Press Release
October 9, 2018

Senate repeals SSS law to expand SSS coverage to OFWs, other reforms

Overseas Filipino Workers (OFWs) may soon avail of programs offered by the Social Security Systems (SSS), as part of reforms introduced in a Senate bill overhauling the SSS charter.

Senate Bill No. 1753, or the proposed "Social Security Act of 2018" was approved by the Senate Monday on third and final reading. The bill was authored and sponsored by Senator Richard Gordon, chair of the Senate Committee on Government Corporations and Public Enterprises.

"The SSS must be given a chance to do what they can for the people because the government could not base its policies on fear but on trusting the people, especially those with tremendous responsibility," Gordon said.

Apart from Gordon, the bill was also authored by Senate President Vicente Sotto III, Senate President Pro-Tempore Ralph Recto, Senate Majority Leader Juan Miguel Zubiri, Senate Minority Franklin Drilon, along with Senators Loren Legarda, Francis Escudero, Cynthia Villar, Antonio Trillanes IV, Joel Villanueva, Joseph Victor Ejercito, Grace Poe, Sherwin Gatchalian and Nancy Binay.

The bill was approved with 20 affirmative votes, zero negative vote and no abstention.

According to Gordon, the bill effectively repeals the 21-year old Social Security Law, or Republic Act 1161, as amended by Republic Act 8282 and expands the power of the SSS to ensure the long-term viability of the said system.

"The bill is an enhancement of the previous laws; it ensures hope that the people would not be a burden to the country, that they are partners of the government not by way of exaction of taxes but by their contribution so that their welfare is assured," Gordon said.

"The passage of the bill would expand, protect and increase the SSS fund so that when the time comes, there would be available pension for the people," he added.

Among the new powers and key reforms under SBN 1753, Gordon said, is the compulsory coverage of both land-based and sea-based OFWs to the SSS, "provided that they are not over 60 years of age."

He said that under the bill, the Department of Foreign Affairs and the Department of Labor and Employment would be the primary agencies that "would negotiate for the OFWs, especially those working in Middle East countries while "enhancing the functions of the Philippine embassies therein to enable them to collect the SSS contributions."

Gordon said that although at present, there are only 500,000 OFW workers who are covered by the SSS, the bill may help expand that number to two-and-a-half million members. "Even the Filipinos who became naturalized Americans and retired in the United States may be invited to invest in the provident fund," he said.

He said that the bill would also give the SSS Commission the power to determine the salary credit and monthly contributions of members, which would now allow the commission to increase contributions "depending on the actuarial survey."

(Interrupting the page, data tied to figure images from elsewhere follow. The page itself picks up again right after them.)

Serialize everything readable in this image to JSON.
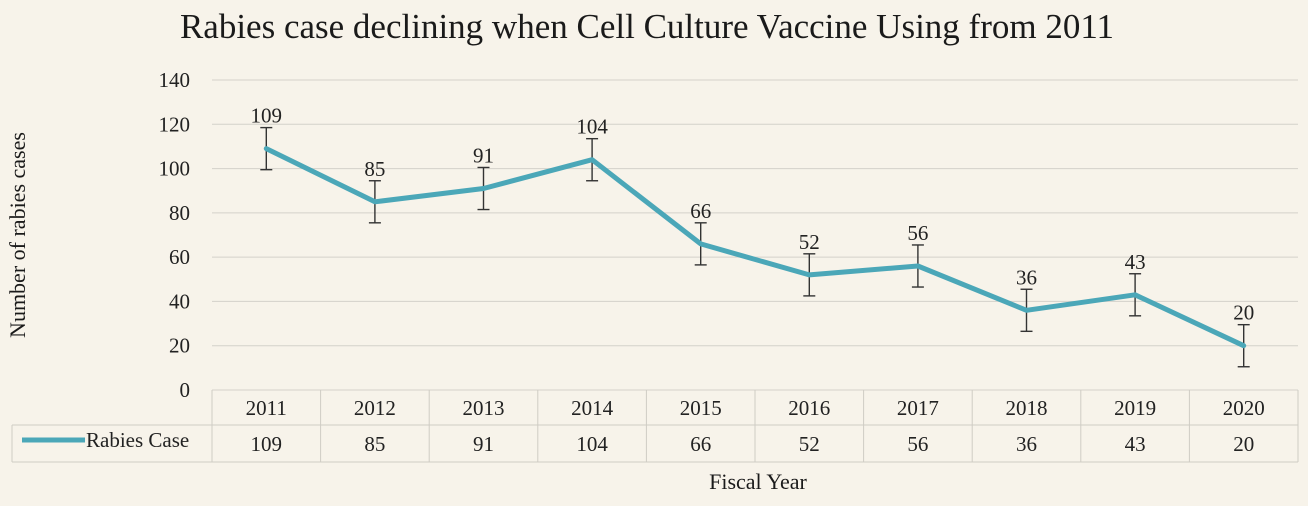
{
  "chart_data": {
    "type": "line",
    "title": "Rabies case declining  when  Cell Culture  Vaccine Using   from 2011",
    "xlabel": "Fiscal Year",
    "ylabel": "Number of rabies cases",
    "ylim": [
      0,
      140
    ],
    "yticks": [
      "0",
      "20",
      "40",
      "60",
      "80",
      "100",
      "120",
      "140"
    ],
    "categories": [
      "2011",
      "2012",
      "2013",
      "2014",
      "2015",
      "2016",
      "2017",
      "2018",
      "2019",
      "2020"
    ],
    "series": [
      {
        "name": "Rabies Case",
        "color": "#4ba7b8",
        "values": [
          109,
          85,
          91,
          104,
          66,
          52,
          56,
          36,
          43,
          20
        ],
        "labels": [
          "109",
          "85",
          "91",
          "104",
          "66",
          "52",
          "56",
          "36",
          "43",
          "20"
        ],
        "error": 9.5
      }
    ],
    "grid": true,
    "data_table": true
  }
}
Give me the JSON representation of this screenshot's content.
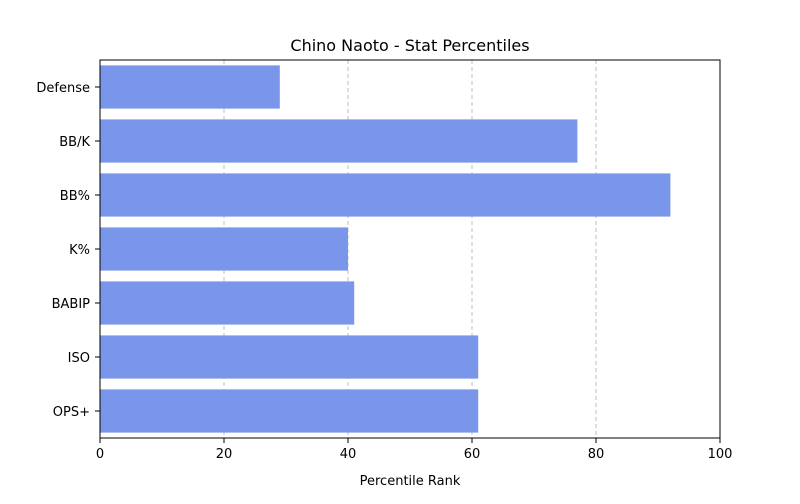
{
  "chart_data": {
    "type": "bar",
    "orientation": "horizontal",
    "title": "Chino Naoto - Stat Percentiles",
    "xlabel": "Percentile Rank",
    "ylabel": "",
    "categories": [
      "OPS+",
      "ISO",
      "BABIP",
      "K%",
      "BB%",
      "BB/K",
      "Defense"
    ],
    "values": [
      61,
      61,
      41,
      40,
      92,
      77,
      29
    ],
    "xlim": [
      0,
      100
    ],
    "xticks": [
      "0",
      "20",
      "40",
      "60",
      "80",
      "100"
    ],
    "grid": "x-dashed",
    "bar_color": "#7996EA"
  }
}
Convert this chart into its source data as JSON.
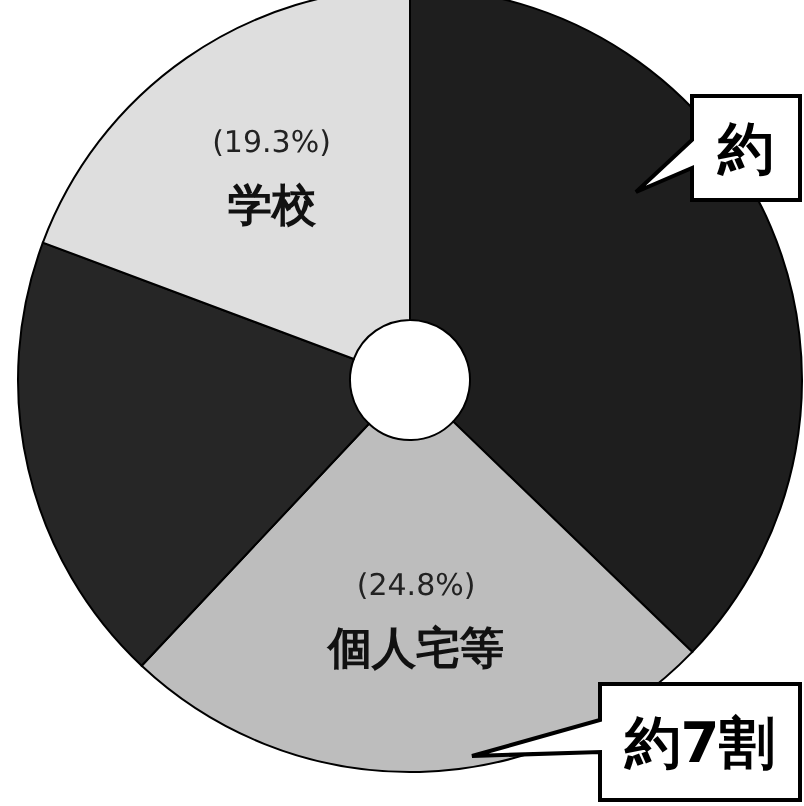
{
  "chart_data": {
    "type": "donut",
    "categories": [
      null,
      "個人宅等",
      null,
      "学校"
    ],
    "values": [
      37.2,
      24.8,
      18.7,
      19.3
    ],
    "colors": [
      "#1e1e1e",
      "#bdbdbd",
      "#262626",
      "#dedede"
    ],
    "value_labels": [
      null,
      "(24.8%)",
      null,
      "(19.3%)"
    ],
    "annotations": [
      "約",
      "約7割"
    ]
  }
}
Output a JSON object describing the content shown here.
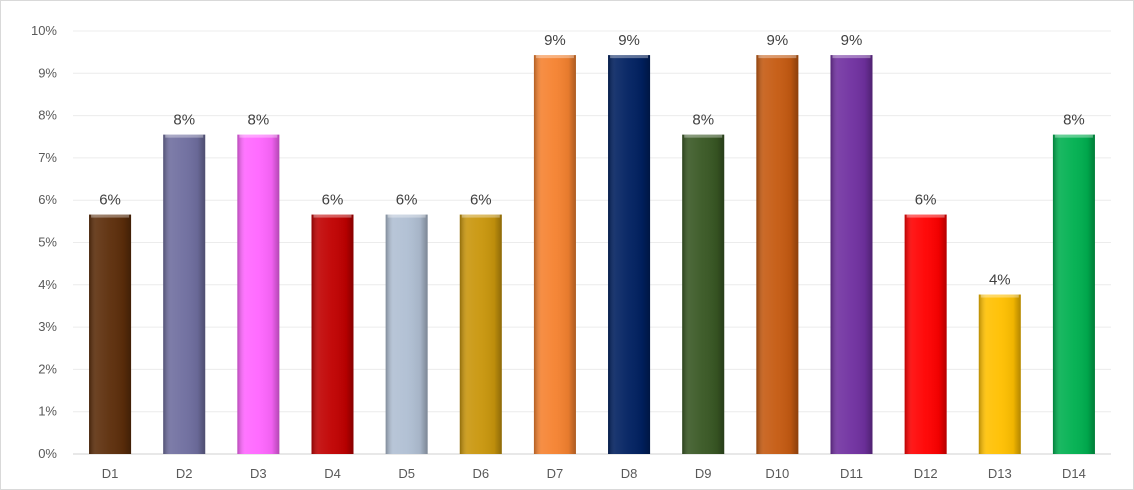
{
  "chart_data": {
    "type": "bar",
    "categories": [
      "D1",
      "D2",
      "D3",
      "D4",
      "D5",
      "D6",
      "D7",
      "D8",
      "D9",
      "D10",
      "D11",
      "D12",
      "D13",
      "D14"
    ],
    "values": [
      5.66,
      7.55,
      7.55,
      5.66,
      5.66,
      5.66,
      9.43,
      9.43,
      7.55,
      9.43,
      9.43,
      5.66,
      3.77,
      7.55
    ],
    "data_labels": [
      "6%",
      "8%",
      "8%",
      "6%",
      "6%",
      "6%",
      "9%",
      "9%",
      "8%",
      "9%",
      "9%",
      "6%",
      "4%",
      "8%"
    ],
    "y_ticks": [
      0,
      1,
      2,
      3,
      4,
      5,
      6,
      7,
      8,
      9,
      10
    ],
    "y_tick_labels": [
      "0%",
      "1%",
      "2%",
      "3%",
      "4%",
      "5%",
      "6%",
      "7%",
      "8%",
      "9%",
      "10%"
    ],
    "ylim": [
      0,
      10
    ],
    "grid": true,
    "legend": "none",
    "title": "",
    "xlabel": "",
    "ylabel": "",
    "colors": [
      "#5c2d0a",
      "#6f6e9f",
      "#ff66ff",
      "#c00000",
      "#b0bfd3",
      "#c9960c",
      "#f58230",
      "#002060",
      "#385723",
      "#c55a11",
      "#7030a0",
      "#ff0000",
      "#ffc000",
      "#00b050"
    ]
  }
}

"The bill envisions a benefits-based system--what you invest is what you get; no investment, no benefit -- through which the SSS contributions could be raised without seeking the approval of the President or the endorsement of Congress because the discretion to increase contributions could be left to the better judgment of the SSS board of directors provided it would generate more suitable pensions," Gordon said.

Gordon said the expanded powers are needed since it would allow the SSS management to increase the salary credit and contribution of employees "considering that at present it is only limited to PI6,000 which yields very little benefit."

Under the new reforms, Gordon said, the SSS would also be empowered to invest its Reserve Funds to "grow the wealth of SSS and ultimately yield higher income." However, he said that these investments must satisfy requirements of liquidity, safety/security and yield "to ensure the actuarial solvency of the funds of the SSS."

"The bill does not promise an abundance of wealth but to secure people in case they would encounter unwanted situations in their lives through a lifeline that they themselves created through their contribution," he said.